Member of the European Parliament
- Incumbent
- Assumed office July 2024

Personal details
- Born: 23 May 1968 (age 58)
- Party: AfD

= Marc Jongen =

German politician (born 1968)

Marc Stephan Jongen (born 23 May 1968) is a German politician (AfD). From 2003 to 2017 he was a research assistant for philosophy at the Staatliche Hochschule für Gestaltung Karlsruhe.

Jongen is regarded as a "party philosopher" of the right-wing AfD, having been called "chief ideologue" or "thought leader". He was the chairman of AfD Baden-Württemberg from March 2017 to February 2019 and has been its Deputy State leader ever since. With relatively high ranks on the AfD BW state list of candidates, he was elected to the Bundestag for the first time in the 2017 federal election, again in 2021, and to the European Parliament in 2024. His seat in the Bundestag was taken by Volker Münz.

== Biography ==
=== Origins ===
Jongen was born in Merano and grew up in Lana, South Tyrol. He had Dutch nationality through his father and Italian nationality through his mother.

=== Education and academia ===
He studied economics from 1987 to 1988 at the University of Vienna. Subsequently and until 1995, he studied philosophy, indology, German history, and philosophy of science. After three months in India, he wrote a master's thesis in 1996 entitled The essence of spiritual knowledge from the Advaita Vedanta Shri Shakaracharyas, which was published by Eugen Diederichs in 1998.

Between 1996 and 1999, he wrote for the Neue Südtiroler Tageszeitung in Bolzano, and worked on a "Philosophy of Astrology". In 1999, he started a PhD at the State University for Design (HfG) of Karlsruhe under Peter Sloterdijk, supported by the Leopold Ziegler foundation. From 2001 to 2003, he was supported by the state of Baden-Württemberg. In 2009, he obtained his PhD in philosophy and in 2011, received German citizenship.

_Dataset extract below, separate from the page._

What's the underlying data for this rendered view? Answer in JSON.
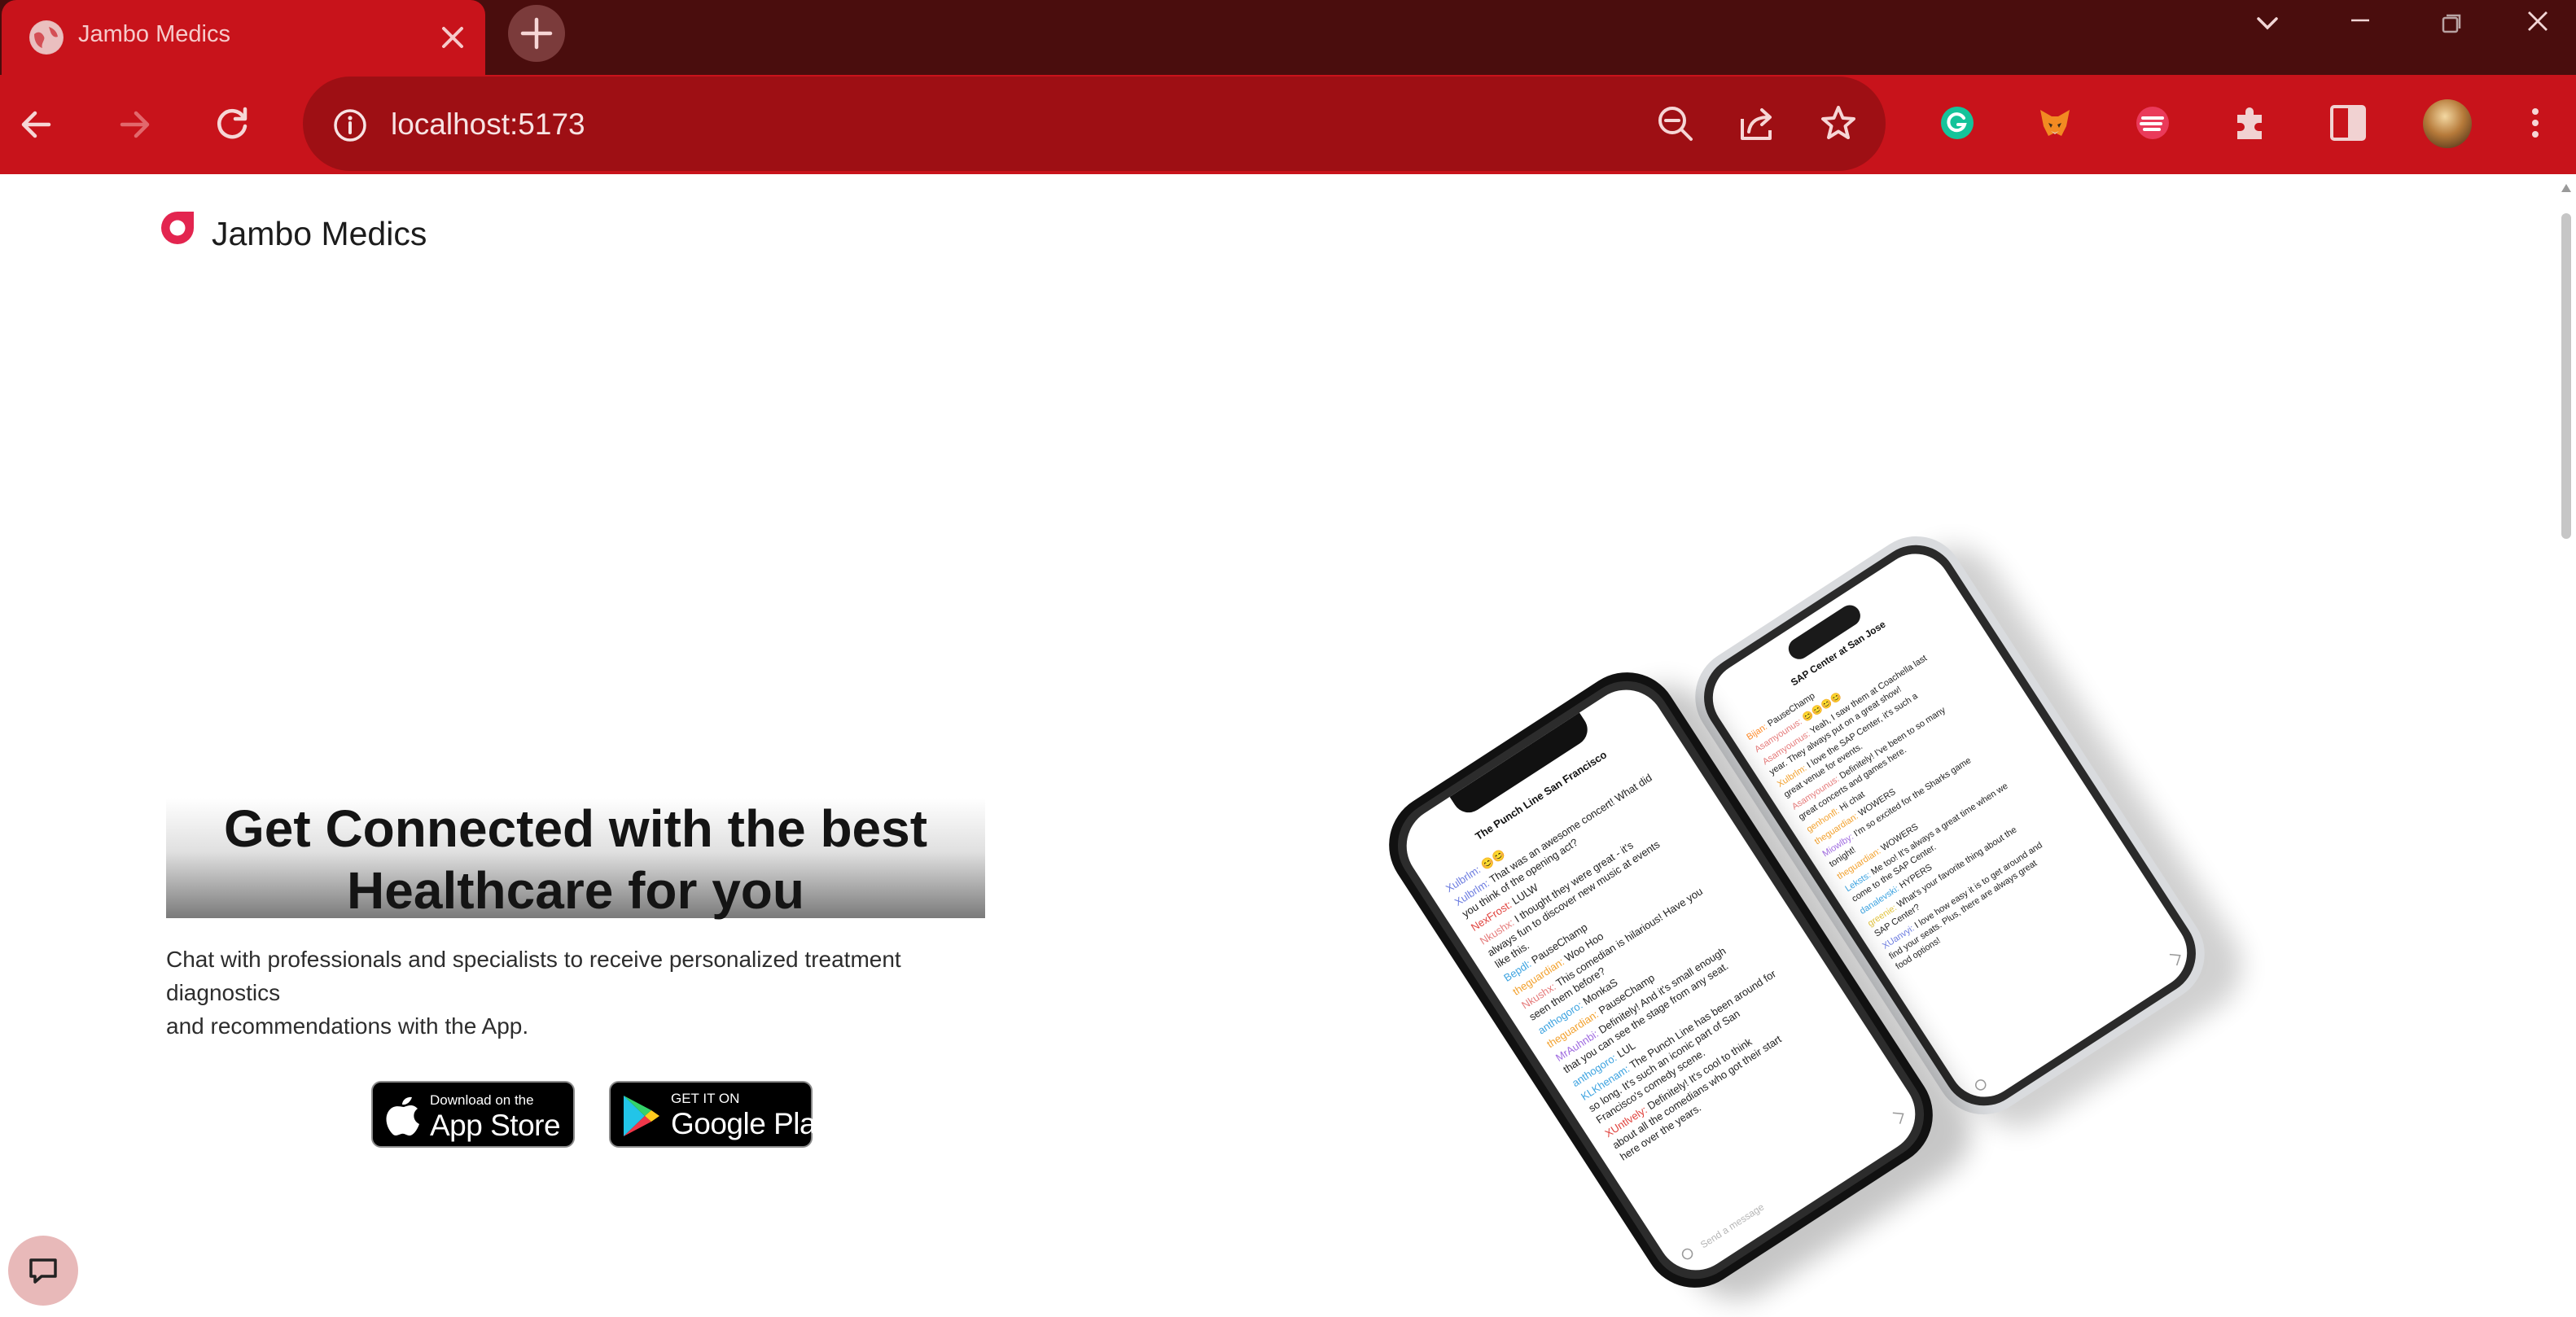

In mid-October 2017, Jongen gave a lecture entitled “Does Democracy Need to be More Populist?” at the Hannah Arendt Center of Bard College in New York, on the occasion of the conference “Crises of Democracy: Thinking in Dark Times.” Jongen’s invitation to speak by the Hannah Arendt Center was criticized by professors in the US. The content and form of the lecture were also negatively assessed in the German press: The Frankfurter Allgemeine Zeitung called Jongen’s remarks “philosophically weak,” and Die Zeit compared them to a “beer tent speech” that consisted “solely of politically agitational claims that can be found in a similar form in the AfD party platform.”

===Ideology===
Stuttgarter Zeitung noted that Jongen has failed to adequately distance himself from the far-right Flügel faction of the party, led by Björn Höcke. Jongen also said that there are "differences in mentality between East and West Germany".